Lundi dernier, le 24 juin, parlementaires et représentants associatifs ont organisé une cérémonie symbolique d’octroi du droit de vote aux étrangers. L’occasion d’envoyer une piqûre de rappel à François Hollande qui en avait fait une promesse de campagne.

Au Sénat, Esther Benbassa (Sénatrice Europe Écologie Les Verts, EELV) et Sergio Coronado (député EELV des Français de l’étranger) ont organisé le lundi 24 juin 2013 en la présence de politique de gauche et d’associations diverses, une cérémonie d’octroi symbolique du droit de vote et d’éligibilité des résidents étrangers non communautaires aux élections locales.
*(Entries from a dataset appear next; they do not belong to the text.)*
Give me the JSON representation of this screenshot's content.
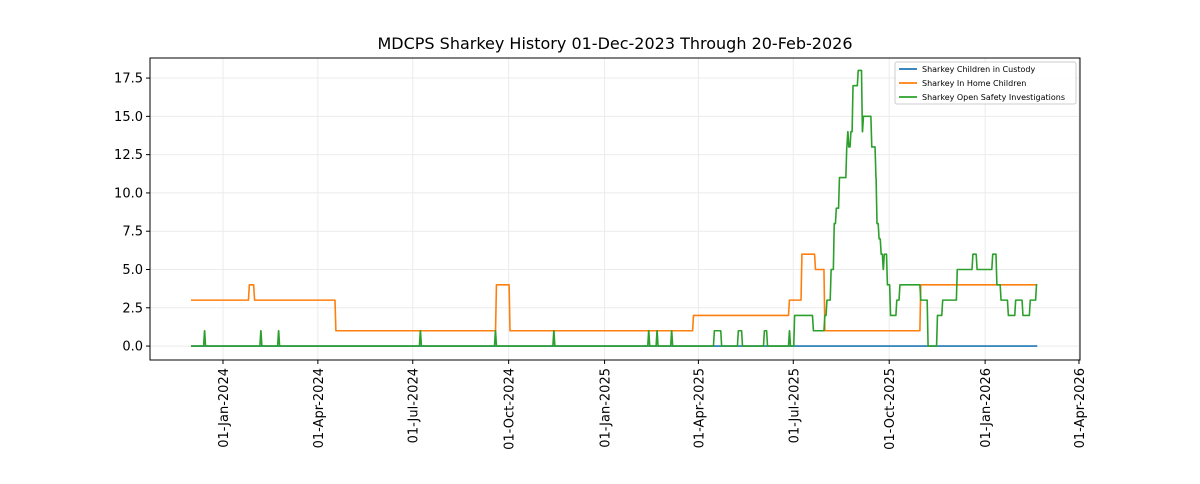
{
  "chart_data": {
    "type": "line",
    "title": "MDCPS Sharkey History 01-Dec-2023 Through 20-Feb-2026",
    "xlabel": "",
    "ylabel": "",
    "xlim": [
      "2023-10-23",
      "2026-04-02"
    ],
    "ylim": [
      -0.91,
      18.81
    ],
    "grid": true,
    "legend_position": "top-right",
    "x_ticks": [
      "01-Jan-2024",
      "01-Apr-2024",
      "01-Jul-2024",
      "01-Oct-2024",
      "01-Jan-2025",
      "01-Apr-2025",
      "01-Jul-2025",
      "01-Oct-2025",
      "01-Jan-2026",
      "01-Apr-2026"
    ],
    "x_tick_dates": [
      "2024-01-01",
      "2024-04-01",
      "2024-07-01",
      "2024-10-01",
      "2025-01-01",
      "2025-04-01",
      "2025-07-01",
      "2025-10-01",
      "2026-01-01",
      "2026-04-01"
    ],
    "y_ticks": [
      "0.0",
      "2.5",
      "5.0",
      "7.5",
      "10.0",
      "12.5",
      "15.0",
      "17.5"
    ],
    "end_date": "2026-02-20",
    "series": [
      {
        "name": "Sharkey Children in Custody",
        "color": "#1f77b4",
        "steps": [
          [
            "2023-12-01",
            0
          ]
        ]
      },
      {
        "name": "Sharkey In Home Children",
        "color": "#ff7f0e",
        "steps": [
          [
            "2023-12-01",
            3
          ],
          [
            "2024-01-26",
            4
          ],
          [
            "2024-01-31",
            3
          ],
          [
            "2024-04-18",
            1
          ],
          [
            "2024-09-19",
            4
          ],
          [
            "2024-10-02",
            1
          ],
          [
            "2025-03-27",
            2
          ],
          [
            "2025-06-27",
            3
          ],
          [
            "2025-07-09",
            6
          ],
          [
            "2025-07-22",
            5
          ],
          [
            "2025-07-31",
            1
          ],
          [
            "2025-10-31",
            4
          ]
        ]
      },
      {
        "name": "Sharkey Open Safety Investigations",
        "color": "#2ca02c",
        "steps": [
          [
            "2023-12-01",
            0
          ],
          [
            "2023-12-14",
            1
          ],
          [
            "2023-12-15",
            0
          ],
          [
            "2024-02-06",
            1
          ],
          [
            "2024-02-07",
            0
          ],
          [
            "2024-02-23",
            1
          ],
          [
            "2024-02-24",
            0
          ],
          [
            "2024-07-08",
            1
          ],
          [
            "2024-07-09",
            0
          ],
          [
            "2024-09-18",
            1
          ],
          [
            "2024-09-19",
            0
          ],
          [
            "2024-11-13",
            1
          ],
          [
            "2024-11-14",
            0
          ],
          [
            "2025-02-12",
            1
          ],
          [
            "2025-02-13",
            0
          ],
          [
            "2025-02-20",
            1
          ],
          [
            "2025-02-21",
            0
          ],
          [
            "2025-03-06",
            1
          ],
          [
            "2025-03-07",
            0
          ],
          [
            "2025-04-16",
            1
          ],
          [
            "2025-04-23",
            0
          ],
          [
            "2025-05-09",
            1
          ],
          [
            "2025-05-13",
            0
          ],
          [
            "2025-06-03",
            1
          ],
          [
            "2025-06-06",
            0
          ],
          [
            "2025-06-27",
            1
          ],
          [
            "2025-06-28",
            0
          ],
          [
            "2025-07-02",
            2
          ],
          [
            "2025-07-20",
            1
          ],
          [
            "2025-07-31",
            2
          ],
          [
            "2025-08-02",
            3
          ],
          [
            "2025-08-06",
            5
          ],
          [
            "2025-08-09",
            8
          ],
          [
            "2025-08-11",
            9
          ],
          [
            "2025-08-14",
            11
          ],
          [
            "2025-08-21",
            13
          ],
          [
            "2025-08-22",
            14
          ],
          [
            "2025-08-23",
            13
          ],
          [
            "2025-08-25",
            14
          ],
          [
            "2025-08-27",
            17
          ],
          [
            "2025-09-01",
            18
          ],
          [
            "2025-09-05",
            14
          ],
          [
            "2025-09-06",
            15
          ],
          [
            "2025-09-14",
            13
          ],
          [
            "2025-09-18",
            11
          ],
          [
            "2025-09-19",
            8
          ],
          [
            "2025-09-21",
            7
          ],
          [
            "2025-09-23",
            6
          ],
          [
            "2025-09-25",
            5
          ],
          [
            "2025-09-26",
            6
          ],
          [
            "2025-09-29",
            4
          ],
          [
            "2025-10-02",
            2
          ],
          [
            "2025-10-08",
            3
          ],
          [
            "2025-10-11",
            4
          ],
          [
            "2025-10-31",
            3
          ],
          [
            "2025-11-07",
            0
          ],
          [
            "2025-11-16",
            2
          ],
          [
            "2025-11-21",
            3
          ],
          [
            "2025-12-05",
            5
          ],
          [
            "2025-12-20",
            6
          ],
          [
            "2025-12-24",
            5
          ],
          [
            "2026-01-08",
            6
          ],
          [
            "2026-01-12",
            4
          ],
          [
            "2026-01-16",
            3
          ],
          [
            "2026-01-23",
            2
          ],
          [
            "2026-01-30",
            3
          ],
          [
            "2026-02-06",
            2
          ],
          [
            "2026-02-13",
            3
          ],
          [
            "2026-02-19",
            4
          ]
        ]
      }
    ]
  }
}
Alors que le droit de vote des étrangers a été une proposition phare du président, Esther Benbassa s’inquiète de la tournure que les événements sont en train de prendre, avec un PS qui semble de plus en plus frileux sur le sujet. « La République se doit de donner de nouveaux moyens d’expressions à ceux qui prennent part dans le quotidien à la vie de la cité. La nationalité française n’est pas la seule clef de la citoyenneté ! », s’exclame Esther Benbassa devant une salle pleine.

Cette cérémonie est donc une piqûre de rappel à l’attention de François Hollande. Depuis son arrivée au pouvoir en 2012, le PS repousse sans cesse cette réforme prétextant qu’il n’aurait pas les 3/5éme des voix des parlementaires nécessaires à l’approbation de la loi. Comme Mounir Satouri (Président du groupe Europe Écologie les Verts de la région Île-de-France), l’a expliqué, actuellement le problème majeur  du parti socialiste est de ne pas se décider à agir sur cette réforme. « Alors maintenant, il faut arrêter de se poser des questions et je pense que le peuple de gauche peut comprendre qu’on perde, mais à condition qu’on perde les armes à la main. »

Même incompréhension pour Vincent Rebérioux (responsable du collectif Votation citoyenne et vice-président de la Ligue des droits de l’homme) qui s’insurge. « Nous en avons marre de témoigner, ce que nous voulons aujourd’hui c’est gagner. Beaucoup de gens sont déçus par les dernières annonces du Président puisque contrairement à ce que nous avons cru les résidents étrangers ne voteront pas aux prochaines élections municipales de mars 2014, peut-être voteront-ils aux élections municipales de 2020, donc dans 7 ans ! »

Une des revendications de Vincent Rebérioux sur ce projet de réforme est de demander un calendrier : « Que fera le gouvernement et quand est-ce qu’il le portera après les municipales de mars 2014 ? Ils nous faut des engagements forts », précise-t-il. On se souvient que le PS avait annoncé en 2012 que la réforme serait appliquée en 2013 et finalement, François Hollande, dans sa dernière conférence de presse l’a reportée après les élections municipales de 2014. Autre revendication : créer une conférence de consensus avec des députés et sénateurs qui permettrait de trouver des modalités pour obtenir une majorité.

Arrive la cérémonie symbolique du vote parmi les 300 personnes présentes dans la salle : certains ont apporté leur carte d’électeur. Sans surprise, le « Oui » l’a remporté à l’unanimité. Autre bonne nouvelle, selon un sondage Harris Interactive, de mai 2013, 54 % des Français sont favorables à l’extension du droit de vote aux étrangers. En attendant, la décision de François Hollande d’entrer dans l’arène, la mobilisation reste de mise. Les défenseurs de cette réforme continueront à sensibiliser les politiques de tous bords afin de rassembler un maximum de voix le jour J pour qu’enfin le « Oui » l’emporte dans la vraie vie.